個人的に特に興味のあるエピソードがあったら教えてください。

 私はいつも業界の支援を得ようと奮闘してきた。変革者ということは、普通あるべき初動資金がないということ、公的な資金による映画ファンドの門番の心を動かすような実績もない。今と違って、ロンドンで活気あふれる映画マーケット付きの国際映画祭が実現可能とは認識されてなかったんだろう。

1994年、ビデオ映写の一番最初の一般公開があった。サラ・ジェイコブソンが極小予算でビデオ撮影した「メアリー・ジェーンはもう処女じゃない」(Mary Jane's Not a Virgin Anymore)がそれだ。

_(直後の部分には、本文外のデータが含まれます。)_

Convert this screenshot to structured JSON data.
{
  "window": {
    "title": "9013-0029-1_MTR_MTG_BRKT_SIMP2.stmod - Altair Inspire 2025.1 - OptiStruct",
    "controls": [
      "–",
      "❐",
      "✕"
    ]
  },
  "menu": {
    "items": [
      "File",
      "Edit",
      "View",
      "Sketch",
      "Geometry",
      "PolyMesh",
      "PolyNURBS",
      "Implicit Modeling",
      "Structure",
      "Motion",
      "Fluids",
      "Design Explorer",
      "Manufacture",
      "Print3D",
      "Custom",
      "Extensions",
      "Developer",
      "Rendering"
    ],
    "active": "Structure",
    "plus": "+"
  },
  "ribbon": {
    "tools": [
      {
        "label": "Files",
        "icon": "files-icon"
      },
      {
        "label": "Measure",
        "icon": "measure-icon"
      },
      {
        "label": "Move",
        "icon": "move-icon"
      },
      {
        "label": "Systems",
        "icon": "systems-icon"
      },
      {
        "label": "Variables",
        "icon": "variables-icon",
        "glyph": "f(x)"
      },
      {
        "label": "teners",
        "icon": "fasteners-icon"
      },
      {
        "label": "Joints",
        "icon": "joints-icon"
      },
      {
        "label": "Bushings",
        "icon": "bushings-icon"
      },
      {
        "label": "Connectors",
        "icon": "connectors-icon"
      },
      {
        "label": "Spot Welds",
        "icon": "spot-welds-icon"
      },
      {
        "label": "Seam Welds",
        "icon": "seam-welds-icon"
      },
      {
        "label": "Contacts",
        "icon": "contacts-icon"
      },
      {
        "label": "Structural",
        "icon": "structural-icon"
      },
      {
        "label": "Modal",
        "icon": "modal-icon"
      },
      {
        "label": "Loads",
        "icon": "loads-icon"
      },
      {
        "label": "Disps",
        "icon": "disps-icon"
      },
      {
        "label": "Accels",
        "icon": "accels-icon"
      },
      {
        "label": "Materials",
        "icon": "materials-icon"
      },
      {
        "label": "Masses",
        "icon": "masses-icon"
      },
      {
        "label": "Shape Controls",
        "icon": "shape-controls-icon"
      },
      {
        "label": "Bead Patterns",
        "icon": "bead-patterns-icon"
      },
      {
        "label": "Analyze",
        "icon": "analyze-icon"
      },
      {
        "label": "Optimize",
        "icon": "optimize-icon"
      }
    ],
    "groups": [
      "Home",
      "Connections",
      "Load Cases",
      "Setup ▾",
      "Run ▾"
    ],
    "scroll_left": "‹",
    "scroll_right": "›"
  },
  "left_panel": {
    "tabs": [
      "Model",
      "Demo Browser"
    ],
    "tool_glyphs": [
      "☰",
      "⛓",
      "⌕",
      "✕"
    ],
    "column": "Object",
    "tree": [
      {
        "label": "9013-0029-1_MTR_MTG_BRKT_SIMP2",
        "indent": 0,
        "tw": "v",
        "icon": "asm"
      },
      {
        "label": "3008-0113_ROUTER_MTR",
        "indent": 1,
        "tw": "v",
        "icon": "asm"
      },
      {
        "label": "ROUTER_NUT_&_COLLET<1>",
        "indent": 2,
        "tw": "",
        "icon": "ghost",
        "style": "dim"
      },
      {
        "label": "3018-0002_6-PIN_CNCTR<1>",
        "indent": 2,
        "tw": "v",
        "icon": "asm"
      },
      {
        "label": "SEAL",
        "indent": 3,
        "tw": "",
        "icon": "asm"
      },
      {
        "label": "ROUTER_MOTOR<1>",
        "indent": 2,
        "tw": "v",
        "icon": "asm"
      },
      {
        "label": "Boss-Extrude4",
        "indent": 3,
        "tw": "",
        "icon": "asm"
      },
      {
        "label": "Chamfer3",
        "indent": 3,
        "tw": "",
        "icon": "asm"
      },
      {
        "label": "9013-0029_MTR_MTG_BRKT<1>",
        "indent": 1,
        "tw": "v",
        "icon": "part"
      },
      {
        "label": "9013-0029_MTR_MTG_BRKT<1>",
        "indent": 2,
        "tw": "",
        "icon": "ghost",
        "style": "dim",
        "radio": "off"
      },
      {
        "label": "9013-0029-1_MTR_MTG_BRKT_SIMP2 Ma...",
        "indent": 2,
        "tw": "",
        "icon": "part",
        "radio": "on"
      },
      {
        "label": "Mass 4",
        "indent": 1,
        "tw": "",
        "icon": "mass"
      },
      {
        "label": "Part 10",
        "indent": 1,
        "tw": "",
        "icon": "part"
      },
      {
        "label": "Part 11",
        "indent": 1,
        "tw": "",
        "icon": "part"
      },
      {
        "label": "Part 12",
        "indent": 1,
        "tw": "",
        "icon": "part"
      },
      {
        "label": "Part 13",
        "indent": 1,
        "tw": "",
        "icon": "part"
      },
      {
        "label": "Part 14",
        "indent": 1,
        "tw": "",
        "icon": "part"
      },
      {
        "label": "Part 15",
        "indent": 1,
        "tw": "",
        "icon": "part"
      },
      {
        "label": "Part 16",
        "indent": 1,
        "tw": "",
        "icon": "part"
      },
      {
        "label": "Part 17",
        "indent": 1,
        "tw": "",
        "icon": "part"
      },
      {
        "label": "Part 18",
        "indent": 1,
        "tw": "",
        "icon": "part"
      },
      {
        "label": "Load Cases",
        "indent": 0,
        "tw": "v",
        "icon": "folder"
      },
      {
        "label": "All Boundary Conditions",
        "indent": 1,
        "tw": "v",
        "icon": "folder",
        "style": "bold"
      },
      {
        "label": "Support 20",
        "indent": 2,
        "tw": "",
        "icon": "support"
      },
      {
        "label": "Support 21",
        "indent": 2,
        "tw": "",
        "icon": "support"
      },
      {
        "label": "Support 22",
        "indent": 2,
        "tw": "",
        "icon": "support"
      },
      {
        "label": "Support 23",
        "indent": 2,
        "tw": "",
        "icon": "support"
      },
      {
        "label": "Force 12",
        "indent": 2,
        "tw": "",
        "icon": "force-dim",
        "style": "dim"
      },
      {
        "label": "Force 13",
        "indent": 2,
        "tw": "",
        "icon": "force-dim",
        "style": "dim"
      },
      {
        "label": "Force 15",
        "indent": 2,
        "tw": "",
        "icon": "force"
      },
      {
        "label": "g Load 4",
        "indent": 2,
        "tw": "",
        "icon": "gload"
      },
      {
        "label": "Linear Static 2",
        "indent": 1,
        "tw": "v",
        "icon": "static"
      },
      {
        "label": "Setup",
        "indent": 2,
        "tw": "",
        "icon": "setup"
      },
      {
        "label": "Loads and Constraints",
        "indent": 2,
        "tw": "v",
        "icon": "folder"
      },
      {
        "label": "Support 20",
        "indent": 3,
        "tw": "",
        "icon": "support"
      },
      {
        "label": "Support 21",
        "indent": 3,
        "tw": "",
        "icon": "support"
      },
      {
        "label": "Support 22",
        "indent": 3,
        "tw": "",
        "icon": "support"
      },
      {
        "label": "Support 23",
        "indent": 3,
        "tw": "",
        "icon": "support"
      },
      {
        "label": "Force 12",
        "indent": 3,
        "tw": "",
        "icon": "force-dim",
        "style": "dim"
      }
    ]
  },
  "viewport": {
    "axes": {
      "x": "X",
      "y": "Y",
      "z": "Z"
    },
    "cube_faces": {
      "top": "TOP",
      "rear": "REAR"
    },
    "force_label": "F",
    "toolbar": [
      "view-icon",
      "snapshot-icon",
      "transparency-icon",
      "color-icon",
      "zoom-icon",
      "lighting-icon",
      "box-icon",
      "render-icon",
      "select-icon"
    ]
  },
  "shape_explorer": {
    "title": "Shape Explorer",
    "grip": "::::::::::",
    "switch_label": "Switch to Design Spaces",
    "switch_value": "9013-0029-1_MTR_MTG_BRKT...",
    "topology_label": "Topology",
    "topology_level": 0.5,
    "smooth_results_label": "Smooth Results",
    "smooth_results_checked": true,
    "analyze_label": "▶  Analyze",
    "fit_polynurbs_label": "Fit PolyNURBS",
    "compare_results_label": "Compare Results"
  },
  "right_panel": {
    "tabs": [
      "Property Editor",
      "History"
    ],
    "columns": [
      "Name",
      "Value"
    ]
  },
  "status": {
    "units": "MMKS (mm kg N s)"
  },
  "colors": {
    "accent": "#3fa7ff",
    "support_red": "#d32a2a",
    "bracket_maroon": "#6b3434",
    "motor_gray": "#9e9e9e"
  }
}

1995年 危機状態が三年目に入り、ほとんど破産に近かった。どれだけひどかったかというと、多くの作品をソーホーのパブの地下室でベッドシーツの上に映写したほどだ。

1995年、レインダンス・ウェブサイトの開設[http:web.archive.org/web/20010429190719/http:www.state51.co.uk/raindance/]
 イギリスにおける最初の一つ。4ページで「現在地」「上映作品」「チケットの入手方法」「レインダンスについて」を紹介。

 1998年最初の映画予告編を作成

6th Raindance Film Festival Trailer (1998)

www.youtube.com

 21本のレインダンス予告編を見てください。私はそれらを誇らしく思っている。
https://www.youtube.com/watch?v=9dpQf5lQj_o&list=PLORfEDKMvjjvNNdkJv5Q4O6T6diGXigqB

 1998年 BIFA(ブリティッシュ・インディペンデント映画賞)
 私は1998年にイギリス映画と製作者を称賛する賞 [www.bifa.film] を設立した。ブリティッシュという言葉を使うことで国会ともめた。で、偉大で素晴らしい人々、例えばケン・ローチ、マイク・リーのような人々の支援の手紙30通を集めなければならなかった。最終的にこのイベントをブリティッシュ・インディペンデント映画賞と名付ける許可を得た。

1999年 「ブレア・ウィッチ・プロジェクト」のヨーロッパにおける最初の映画祭上映。当時、ヨーロッパの配給権を持っていたパテがドイツに権利を売った。配給会社が上映に参加し、ダニエル・マイリックとエドゥアルト・サンチェス監督もセレブが集まった上映会に出席。友人たちが「上映に参加することはマダム・タッソーの蝋人形館に行くのと少し似ている」と言った。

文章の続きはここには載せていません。